Reliable Messages and Connection Establishment XXX

Chapter 10

Reliable Messages and
Connection Establishment

Butler W. Lampson

This chapter appeared in Distributed Systems, ed. S. Mullender, Addison-Wesley, 1993, pp 251-281. It is the result of joint work with Nancy Lynch and Jørgen Søgaard-Andersen.

10.1 Introduction

Given an unreliable network, we would like to reliably deliver messages from a sender to a receiver. This is the function of the transport layer of the ISO seven-layer cake. It uses the network layer, which provides unreliable message delivery, as a channel for communication between the sender and the receiver.

Ideally we would like to ensure that

• messages are delivered in the order they are sent,

• every message sent is delivered exactly once, and

• an acknowledgement is returned for each delivered message.

Unfortunately, it’s expensive to achieve the second and third goals in spite of crashes and an unreliable network. In particular, it’s not possible to achieve them without making some change to stable state (state that survives a crash) every time a message is received. Why? When we receive a message after a crash, we have to be able to tell whether it has already been delivered. But if delivering the message doesn’t change any state that survives the crash, then we can’t tell.

So if we want a cheap deliver operation which doesn’t require writing stable state, we have to choose between delivering some messages more than once and losing some messages entirely when the receiver crashes. If the effect of a message is idempotent, of course, then duplications are harmless and we will choose the first alternative. But this is rare, and the latter choice is usually the lesser of two evils. It is called ‘at-most-once’ message delivery. Usually the sender also wants an acknowledgement that the message has been delivered, or in case the receiver crashes, an indication that it might have been lost. At-most-once messages with acknowledgements are called ‘reliable’ messages.

There are various ways to implement reliable messages. An implementation is called a ‘protocol’, and we will look at several of them. All are based on the idea of tagging a message with an identifier and transmitting it repeatedly to overcome the unreliability of the channel.
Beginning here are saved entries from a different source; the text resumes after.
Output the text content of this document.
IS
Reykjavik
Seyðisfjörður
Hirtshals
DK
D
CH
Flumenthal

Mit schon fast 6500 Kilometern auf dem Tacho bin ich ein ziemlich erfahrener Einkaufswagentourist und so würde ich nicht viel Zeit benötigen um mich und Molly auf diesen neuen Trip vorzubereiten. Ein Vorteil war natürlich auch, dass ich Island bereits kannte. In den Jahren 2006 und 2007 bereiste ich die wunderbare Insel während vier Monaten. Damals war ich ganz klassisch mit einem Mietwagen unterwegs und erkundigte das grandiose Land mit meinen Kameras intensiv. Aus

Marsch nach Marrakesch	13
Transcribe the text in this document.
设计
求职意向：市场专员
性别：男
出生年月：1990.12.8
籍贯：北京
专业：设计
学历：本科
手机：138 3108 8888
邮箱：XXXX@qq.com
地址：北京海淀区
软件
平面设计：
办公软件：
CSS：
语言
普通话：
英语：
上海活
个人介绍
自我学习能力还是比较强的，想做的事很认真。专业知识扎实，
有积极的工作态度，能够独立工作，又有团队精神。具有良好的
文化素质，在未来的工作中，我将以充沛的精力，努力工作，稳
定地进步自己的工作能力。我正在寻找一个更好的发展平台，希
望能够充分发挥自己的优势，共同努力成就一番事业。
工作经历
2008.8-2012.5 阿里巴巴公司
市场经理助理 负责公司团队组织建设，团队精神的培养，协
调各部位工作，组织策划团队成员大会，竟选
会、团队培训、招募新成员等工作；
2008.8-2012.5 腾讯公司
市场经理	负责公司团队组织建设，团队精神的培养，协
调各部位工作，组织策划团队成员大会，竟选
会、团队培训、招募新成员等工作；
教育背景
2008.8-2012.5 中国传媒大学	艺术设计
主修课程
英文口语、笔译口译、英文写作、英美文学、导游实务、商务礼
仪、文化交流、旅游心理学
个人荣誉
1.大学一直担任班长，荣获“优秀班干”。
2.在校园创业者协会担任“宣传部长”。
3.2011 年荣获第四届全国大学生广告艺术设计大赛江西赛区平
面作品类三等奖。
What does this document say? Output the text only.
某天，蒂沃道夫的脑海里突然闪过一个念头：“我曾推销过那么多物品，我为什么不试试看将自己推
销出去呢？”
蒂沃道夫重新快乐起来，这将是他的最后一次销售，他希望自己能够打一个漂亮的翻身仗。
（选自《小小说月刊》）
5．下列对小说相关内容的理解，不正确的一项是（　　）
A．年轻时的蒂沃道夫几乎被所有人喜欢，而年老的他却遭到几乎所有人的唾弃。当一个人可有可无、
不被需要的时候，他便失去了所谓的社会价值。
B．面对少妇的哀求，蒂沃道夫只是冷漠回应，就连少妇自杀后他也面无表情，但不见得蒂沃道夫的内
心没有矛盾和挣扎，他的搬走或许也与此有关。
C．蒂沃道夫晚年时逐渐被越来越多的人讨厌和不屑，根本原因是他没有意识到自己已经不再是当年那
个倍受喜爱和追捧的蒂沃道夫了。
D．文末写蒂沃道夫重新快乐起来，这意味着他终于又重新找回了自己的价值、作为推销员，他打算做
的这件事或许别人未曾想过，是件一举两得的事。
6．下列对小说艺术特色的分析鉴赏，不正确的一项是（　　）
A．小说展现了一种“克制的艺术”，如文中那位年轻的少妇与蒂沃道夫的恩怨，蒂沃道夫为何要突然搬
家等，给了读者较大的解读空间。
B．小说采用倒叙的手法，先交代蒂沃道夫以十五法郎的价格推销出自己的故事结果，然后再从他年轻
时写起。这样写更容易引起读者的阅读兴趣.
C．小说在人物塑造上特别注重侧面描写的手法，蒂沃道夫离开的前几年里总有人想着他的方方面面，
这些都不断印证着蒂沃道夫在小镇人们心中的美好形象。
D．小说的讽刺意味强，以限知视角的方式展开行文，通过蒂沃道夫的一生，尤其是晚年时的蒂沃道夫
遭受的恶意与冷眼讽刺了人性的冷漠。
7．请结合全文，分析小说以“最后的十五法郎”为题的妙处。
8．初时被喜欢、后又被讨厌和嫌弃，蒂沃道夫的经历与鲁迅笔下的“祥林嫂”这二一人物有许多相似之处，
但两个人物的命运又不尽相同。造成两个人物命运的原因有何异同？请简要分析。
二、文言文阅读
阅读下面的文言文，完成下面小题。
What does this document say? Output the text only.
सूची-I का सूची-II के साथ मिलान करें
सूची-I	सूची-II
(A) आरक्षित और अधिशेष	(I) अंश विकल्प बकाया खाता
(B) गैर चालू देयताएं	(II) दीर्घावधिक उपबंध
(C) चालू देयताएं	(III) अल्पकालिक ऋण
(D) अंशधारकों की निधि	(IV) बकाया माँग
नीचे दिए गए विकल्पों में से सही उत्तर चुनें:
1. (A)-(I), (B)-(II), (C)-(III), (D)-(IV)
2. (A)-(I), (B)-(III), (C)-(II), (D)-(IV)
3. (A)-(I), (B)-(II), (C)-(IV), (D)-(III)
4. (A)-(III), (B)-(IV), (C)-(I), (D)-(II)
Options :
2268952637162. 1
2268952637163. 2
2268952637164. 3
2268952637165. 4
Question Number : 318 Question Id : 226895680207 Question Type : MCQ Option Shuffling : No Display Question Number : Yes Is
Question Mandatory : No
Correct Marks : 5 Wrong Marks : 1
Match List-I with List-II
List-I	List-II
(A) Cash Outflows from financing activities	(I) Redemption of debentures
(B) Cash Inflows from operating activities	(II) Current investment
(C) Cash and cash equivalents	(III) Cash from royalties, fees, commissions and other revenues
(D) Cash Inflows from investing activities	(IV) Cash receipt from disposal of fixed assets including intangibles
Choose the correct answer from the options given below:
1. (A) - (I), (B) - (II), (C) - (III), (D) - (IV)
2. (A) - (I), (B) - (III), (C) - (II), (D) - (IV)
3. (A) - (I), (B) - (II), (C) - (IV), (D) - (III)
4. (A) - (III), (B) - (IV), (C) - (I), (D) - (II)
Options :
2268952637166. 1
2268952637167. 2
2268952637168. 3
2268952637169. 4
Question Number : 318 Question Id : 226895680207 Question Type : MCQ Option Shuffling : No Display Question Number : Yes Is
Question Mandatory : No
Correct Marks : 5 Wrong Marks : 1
The receiver keeps a stock of good identifiers that it has never accepted before; when it sees a message tagged with a good identifier, it accepts it, delivers it, and removes that identifier from the good set. Otherwise, the receiver just discards the message, perhaps after acknowledging it. In order for the sender to be sure that its message will be delivered rather than discarded, it must tag the message with a good identifier.

What makes the implementations tricky is that we expect to lose some state when there is a crash. In particular, the receiver will be keeping track of at least some of its good identifiers in volatile variables, so these identifiers will become bad at the crash. But the sender doesn’t know about the crash, so it will go on using the bad identifiers and thus send messages that the receiver will reject. Different protocols use different methods to keep the sender and the receiver more or less in sync about what identifiers to use.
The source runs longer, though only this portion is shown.